The data is not written by Ecto/Phoenix.

But I just updated the last_updated column as follows, and you can see the dates in sql.

sql> update currentuser set last_updated = now();

sql> select actiondate,   last_updated, logindate   from currentuser;
          actiondate           |         last_updated          |           logindate           
-------------------------------+-------------------------------+-------------------------------
 2020-08-10 14:40:14.473904+10 | 2020-08-10 16:16:56.257595+10 | 2020-08-10 14:40:14.473915+10
 2020-08-04 13:31:11+10        | 2020-08-10 16:16:56.257595+10 | 2020-08-04 13:31:11+10
(2 rows)

sql> show timezone;
     TimeZone     
------------------
 Australia/Sydney
(1 row)

You are using PostgreSQL’s timestamptz type I guess? It converts the returned times to whatever the timezone of the connection is, which I guess is UTC in your case.
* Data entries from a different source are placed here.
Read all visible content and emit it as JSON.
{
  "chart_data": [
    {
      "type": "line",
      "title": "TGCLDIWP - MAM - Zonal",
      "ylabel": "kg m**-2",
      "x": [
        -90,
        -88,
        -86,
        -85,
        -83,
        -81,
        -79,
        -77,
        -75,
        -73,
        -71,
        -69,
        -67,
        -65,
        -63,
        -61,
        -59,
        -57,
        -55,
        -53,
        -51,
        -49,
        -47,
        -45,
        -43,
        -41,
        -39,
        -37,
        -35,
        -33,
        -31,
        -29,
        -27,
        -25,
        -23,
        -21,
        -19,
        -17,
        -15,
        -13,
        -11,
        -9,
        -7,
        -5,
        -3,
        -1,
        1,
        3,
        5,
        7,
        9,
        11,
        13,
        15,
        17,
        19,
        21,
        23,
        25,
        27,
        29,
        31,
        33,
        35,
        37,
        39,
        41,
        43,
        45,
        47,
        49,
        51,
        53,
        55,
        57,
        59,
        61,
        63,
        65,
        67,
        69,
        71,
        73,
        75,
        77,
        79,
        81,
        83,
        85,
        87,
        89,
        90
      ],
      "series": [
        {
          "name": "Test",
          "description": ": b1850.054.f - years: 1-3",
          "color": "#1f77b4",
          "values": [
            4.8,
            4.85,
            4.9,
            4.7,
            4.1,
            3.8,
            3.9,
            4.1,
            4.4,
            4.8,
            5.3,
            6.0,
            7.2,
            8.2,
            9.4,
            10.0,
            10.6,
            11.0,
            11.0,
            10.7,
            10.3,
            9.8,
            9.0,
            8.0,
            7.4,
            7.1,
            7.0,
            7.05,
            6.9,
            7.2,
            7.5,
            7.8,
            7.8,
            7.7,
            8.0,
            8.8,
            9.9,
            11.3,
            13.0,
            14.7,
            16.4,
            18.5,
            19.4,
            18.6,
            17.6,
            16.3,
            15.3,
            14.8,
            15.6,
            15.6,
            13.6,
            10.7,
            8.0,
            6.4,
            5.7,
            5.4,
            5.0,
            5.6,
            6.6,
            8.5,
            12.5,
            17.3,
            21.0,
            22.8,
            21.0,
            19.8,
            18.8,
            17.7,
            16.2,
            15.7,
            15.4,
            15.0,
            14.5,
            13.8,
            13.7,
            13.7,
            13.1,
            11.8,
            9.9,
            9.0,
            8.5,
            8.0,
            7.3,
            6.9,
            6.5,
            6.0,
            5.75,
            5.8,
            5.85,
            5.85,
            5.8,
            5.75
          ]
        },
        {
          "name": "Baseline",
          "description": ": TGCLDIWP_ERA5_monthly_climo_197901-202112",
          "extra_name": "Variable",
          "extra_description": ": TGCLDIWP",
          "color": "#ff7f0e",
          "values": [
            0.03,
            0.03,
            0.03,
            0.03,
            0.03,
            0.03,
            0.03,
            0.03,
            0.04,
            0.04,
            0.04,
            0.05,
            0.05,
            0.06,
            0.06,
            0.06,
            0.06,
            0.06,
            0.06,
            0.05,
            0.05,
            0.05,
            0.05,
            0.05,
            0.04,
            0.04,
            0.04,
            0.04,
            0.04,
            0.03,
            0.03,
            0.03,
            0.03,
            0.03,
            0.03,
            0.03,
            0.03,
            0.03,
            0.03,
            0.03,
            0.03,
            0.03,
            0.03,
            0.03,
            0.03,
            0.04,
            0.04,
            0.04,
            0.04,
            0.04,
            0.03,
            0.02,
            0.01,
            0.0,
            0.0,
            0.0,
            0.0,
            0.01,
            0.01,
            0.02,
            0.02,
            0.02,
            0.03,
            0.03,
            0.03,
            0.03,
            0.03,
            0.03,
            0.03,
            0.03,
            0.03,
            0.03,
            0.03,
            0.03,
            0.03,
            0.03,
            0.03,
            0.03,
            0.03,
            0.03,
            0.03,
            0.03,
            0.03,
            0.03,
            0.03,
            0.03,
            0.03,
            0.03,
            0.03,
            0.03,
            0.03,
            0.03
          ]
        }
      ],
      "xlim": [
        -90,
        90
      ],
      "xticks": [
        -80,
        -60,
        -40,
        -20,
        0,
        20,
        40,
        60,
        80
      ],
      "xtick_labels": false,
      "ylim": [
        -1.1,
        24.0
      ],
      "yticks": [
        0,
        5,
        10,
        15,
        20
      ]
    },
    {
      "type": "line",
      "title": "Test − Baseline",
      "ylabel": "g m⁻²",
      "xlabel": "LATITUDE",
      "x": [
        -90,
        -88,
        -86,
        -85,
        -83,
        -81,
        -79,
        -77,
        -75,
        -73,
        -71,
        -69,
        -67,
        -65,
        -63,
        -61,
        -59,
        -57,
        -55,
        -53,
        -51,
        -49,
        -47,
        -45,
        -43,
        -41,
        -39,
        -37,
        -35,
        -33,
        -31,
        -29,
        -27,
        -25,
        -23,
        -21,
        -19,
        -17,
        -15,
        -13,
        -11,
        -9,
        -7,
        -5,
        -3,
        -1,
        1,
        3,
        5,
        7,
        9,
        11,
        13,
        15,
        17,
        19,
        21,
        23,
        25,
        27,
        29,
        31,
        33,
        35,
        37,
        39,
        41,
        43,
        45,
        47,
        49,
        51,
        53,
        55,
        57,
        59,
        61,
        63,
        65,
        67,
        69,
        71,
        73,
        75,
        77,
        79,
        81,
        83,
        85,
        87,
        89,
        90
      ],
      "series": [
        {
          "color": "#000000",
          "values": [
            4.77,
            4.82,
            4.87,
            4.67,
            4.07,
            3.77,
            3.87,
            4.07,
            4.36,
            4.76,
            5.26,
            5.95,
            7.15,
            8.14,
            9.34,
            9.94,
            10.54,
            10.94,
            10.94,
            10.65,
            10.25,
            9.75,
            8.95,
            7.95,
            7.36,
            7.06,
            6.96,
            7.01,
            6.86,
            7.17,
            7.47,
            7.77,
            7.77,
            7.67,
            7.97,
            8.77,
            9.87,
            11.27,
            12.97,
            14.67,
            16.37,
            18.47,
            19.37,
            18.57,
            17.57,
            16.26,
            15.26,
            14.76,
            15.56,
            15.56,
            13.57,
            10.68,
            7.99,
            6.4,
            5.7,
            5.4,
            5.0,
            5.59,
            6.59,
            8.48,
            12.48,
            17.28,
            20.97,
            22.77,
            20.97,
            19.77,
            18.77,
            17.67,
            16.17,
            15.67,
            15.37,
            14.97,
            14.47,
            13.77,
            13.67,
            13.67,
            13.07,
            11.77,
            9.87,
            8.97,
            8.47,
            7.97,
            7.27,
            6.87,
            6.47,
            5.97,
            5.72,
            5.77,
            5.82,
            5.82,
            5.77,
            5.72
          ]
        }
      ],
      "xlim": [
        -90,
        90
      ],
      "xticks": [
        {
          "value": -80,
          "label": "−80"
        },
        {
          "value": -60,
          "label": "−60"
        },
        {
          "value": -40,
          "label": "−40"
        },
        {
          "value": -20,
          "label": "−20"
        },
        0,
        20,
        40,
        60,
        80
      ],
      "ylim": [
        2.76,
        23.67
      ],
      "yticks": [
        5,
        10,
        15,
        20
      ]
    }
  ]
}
I don’t know how to configure the connection timezone but I found an old comment with some example: https://github.com/elixir-ecto/db_connection/issues/63#issuecomment-253908710

Hope someone else who has done this can comment with a surely working example.

2 Likes

thank you for that reply.
I have tried it, however, it doesn’t change the output.

The link came from the following one, interesting read and certainly not a new issue.

Did you check the timezone was applied to the connection correctly? With something like show timezone;?

apologies, I don’t know where would the output for this go …

nothing is appearing on the console. I had expected it would appear on startup of mix phx.server.

The default Phoenix logger configuration should log all queries in dev mode. When running the show timezone; query, you can use IO.inspecton the result to print it into the console.